How the brain changes its shape
My research program is focused on how the brain changes its shape. For this we use both mouse models as well as human subjects combined with imaging and advanced image processing techniques to understand subtle changes in neuroanatomy. Some particular examples include:
- MRI of learning and memory: Research using human imaging, including the famous study of the hippocampus of London Taxi drivers, has indicated that experience and expertise is reflected on local structures of the brain. In order to understand these effects better we are training mice on different mazes, scanning their brains using high resolution Magnetic Resonance Images, and have found that we can grow differing regions of the brain depending on the training paradigm used. These studies, augmented by complimentary imaging techniques to understand corresponding cellular events, are continuing in order to allow us to understand how the brain changes with learning and experience.
- The effect of specialized training on the human brain: There is increasing evidence that subtle variations in our brains reflect past experience.
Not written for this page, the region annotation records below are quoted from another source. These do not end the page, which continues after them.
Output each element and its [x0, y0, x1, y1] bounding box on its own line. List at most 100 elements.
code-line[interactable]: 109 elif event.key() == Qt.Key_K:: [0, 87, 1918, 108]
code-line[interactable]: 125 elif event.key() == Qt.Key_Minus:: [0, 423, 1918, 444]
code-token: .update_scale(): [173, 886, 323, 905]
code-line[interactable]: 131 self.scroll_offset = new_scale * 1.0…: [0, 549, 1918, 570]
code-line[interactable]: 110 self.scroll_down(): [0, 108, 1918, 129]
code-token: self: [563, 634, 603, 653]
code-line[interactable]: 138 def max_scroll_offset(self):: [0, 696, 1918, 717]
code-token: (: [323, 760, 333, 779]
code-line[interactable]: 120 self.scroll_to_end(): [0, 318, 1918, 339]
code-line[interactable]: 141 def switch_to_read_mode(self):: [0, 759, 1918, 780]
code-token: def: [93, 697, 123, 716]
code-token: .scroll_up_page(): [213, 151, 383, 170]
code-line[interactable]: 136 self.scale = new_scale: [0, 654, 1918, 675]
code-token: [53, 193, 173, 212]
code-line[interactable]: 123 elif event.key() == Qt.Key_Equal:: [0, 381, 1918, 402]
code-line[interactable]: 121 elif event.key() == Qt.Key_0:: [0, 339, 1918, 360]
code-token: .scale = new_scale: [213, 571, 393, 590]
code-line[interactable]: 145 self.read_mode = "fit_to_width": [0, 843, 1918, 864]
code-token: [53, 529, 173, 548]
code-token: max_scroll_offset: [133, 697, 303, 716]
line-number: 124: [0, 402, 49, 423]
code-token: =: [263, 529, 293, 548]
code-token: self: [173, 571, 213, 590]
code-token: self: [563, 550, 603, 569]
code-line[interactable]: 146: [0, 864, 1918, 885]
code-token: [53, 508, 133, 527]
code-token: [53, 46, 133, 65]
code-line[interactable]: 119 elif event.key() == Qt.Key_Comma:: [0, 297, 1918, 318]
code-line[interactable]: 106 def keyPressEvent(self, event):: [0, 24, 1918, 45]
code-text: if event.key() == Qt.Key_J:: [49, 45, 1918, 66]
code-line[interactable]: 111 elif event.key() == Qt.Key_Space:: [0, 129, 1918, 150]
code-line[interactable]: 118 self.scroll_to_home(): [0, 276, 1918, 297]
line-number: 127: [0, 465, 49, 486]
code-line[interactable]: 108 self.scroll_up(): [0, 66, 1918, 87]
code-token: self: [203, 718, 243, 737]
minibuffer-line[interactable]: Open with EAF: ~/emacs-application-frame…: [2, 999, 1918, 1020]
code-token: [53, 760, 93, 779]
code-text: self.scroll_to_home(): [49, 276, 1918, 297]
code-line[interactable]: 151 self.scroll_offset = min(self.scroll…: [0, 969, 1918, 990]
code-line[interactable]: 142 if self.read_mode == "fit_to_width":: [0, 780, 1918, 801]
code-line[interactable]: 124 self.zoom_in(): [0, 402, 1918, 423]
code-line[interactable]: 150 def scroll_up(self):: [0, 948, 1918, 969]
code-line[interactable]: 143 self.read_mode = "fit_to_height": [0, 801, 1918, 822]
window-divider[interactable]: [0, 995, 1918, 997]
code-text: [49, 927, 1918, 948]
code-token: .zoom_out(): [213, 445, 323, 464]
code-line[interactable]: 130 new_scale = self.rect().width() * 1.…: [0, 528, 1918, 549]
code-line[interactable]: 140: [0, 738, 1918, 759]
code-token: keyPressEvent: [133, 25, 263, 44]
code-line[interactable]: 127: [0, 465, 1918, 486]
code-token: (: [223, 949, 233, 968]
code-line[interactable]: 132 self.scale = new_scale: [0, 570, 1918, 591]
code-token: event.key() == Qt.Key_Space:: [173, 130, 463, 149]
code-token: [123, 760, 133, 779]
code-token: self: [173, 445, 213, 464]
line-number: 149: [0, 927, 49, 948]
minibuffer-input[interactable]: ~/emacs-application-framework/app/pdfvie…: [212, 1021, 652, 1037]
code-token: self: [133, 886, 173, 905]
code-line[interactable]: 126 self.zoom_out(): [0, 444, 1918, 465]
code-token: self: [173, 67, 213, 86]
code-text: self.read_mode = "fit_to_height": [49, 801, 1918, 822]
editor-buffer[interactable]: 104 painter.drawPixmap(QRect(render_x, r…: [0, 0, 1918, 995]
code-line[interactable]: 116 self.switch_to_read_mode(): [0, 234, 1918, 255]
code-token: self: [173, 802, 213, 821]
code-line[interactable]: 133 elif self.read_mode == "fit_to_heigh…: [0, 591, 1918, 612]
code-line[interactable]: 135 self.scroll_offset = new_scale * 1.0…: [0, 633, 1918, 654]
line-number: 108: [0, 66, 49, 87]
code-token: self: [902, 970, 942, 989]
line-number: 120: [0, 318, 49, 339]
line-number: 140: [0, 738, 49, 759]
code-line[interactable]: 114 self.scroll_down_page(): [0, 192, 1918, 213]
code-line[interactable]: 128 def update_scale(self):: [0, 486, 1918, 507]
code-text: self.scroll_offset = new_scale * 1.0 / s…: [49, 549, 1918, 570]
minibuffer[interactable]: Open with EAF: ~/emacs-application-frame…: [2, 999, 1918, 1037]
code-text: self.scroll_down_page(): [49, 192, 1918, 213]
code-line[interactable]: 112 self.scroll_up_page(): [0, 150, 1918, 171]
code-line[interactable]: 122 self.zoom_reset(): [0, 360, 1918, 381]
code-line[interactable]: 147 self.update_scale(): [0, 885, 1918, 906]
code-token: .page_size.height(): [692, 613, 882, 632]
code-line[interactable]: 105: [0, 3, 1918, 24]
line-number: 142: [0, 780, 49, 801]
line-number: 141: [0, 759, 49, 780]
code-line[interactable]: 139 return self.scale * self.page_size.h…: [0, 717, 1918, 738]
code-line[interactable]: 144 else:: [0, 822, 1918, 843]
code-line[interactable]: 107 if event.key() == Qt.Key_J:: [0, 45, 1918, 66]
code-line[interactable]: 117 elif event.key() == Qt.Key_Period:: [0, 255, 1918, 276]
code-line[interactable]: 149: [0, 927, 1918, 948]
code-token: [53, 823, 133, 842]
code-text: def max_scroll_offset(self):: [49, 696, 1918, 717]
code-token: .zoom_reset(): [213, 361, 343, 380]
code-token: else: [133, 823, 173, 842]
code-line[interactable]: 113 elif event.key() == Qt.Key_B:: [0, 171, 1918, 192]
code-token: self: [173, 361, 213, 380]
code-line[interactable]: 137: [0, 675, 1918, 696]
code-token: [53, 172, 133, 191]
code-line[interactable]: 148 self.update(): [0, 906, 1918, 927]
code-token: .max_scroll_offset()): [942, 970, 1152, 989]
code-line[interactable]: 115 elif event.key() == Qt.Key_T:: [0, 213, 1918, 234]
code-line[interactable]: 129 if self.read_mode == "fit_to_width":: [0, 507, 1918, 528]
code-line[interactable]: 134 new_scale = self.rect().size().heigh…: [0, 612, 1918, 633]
A particularly potent modifier of brain shape appears to be learning a specialized skill, such as a musical instrument, ballet, etc. This part of my research program will use imaging to attempt to delineate precisely how such learning changes our brains, and relate these findings back to work in the mouse (described above) in order to ascertain more precise cellular and genetic contributions.
- Methods of analyzing neuroanatomy: The research projects outlined above depend on precise automated measurements of brain shape from MRI. We use a combination of image registration techniques, tissue classification and deformable models to obtain these measurements. Ongoing research will thus also focus on improving these methods as well as understanding precisely what they can and cannot tell us. Image processing will further be augmented by traditional as well as novel statistics so as to identify reliable signals in our data.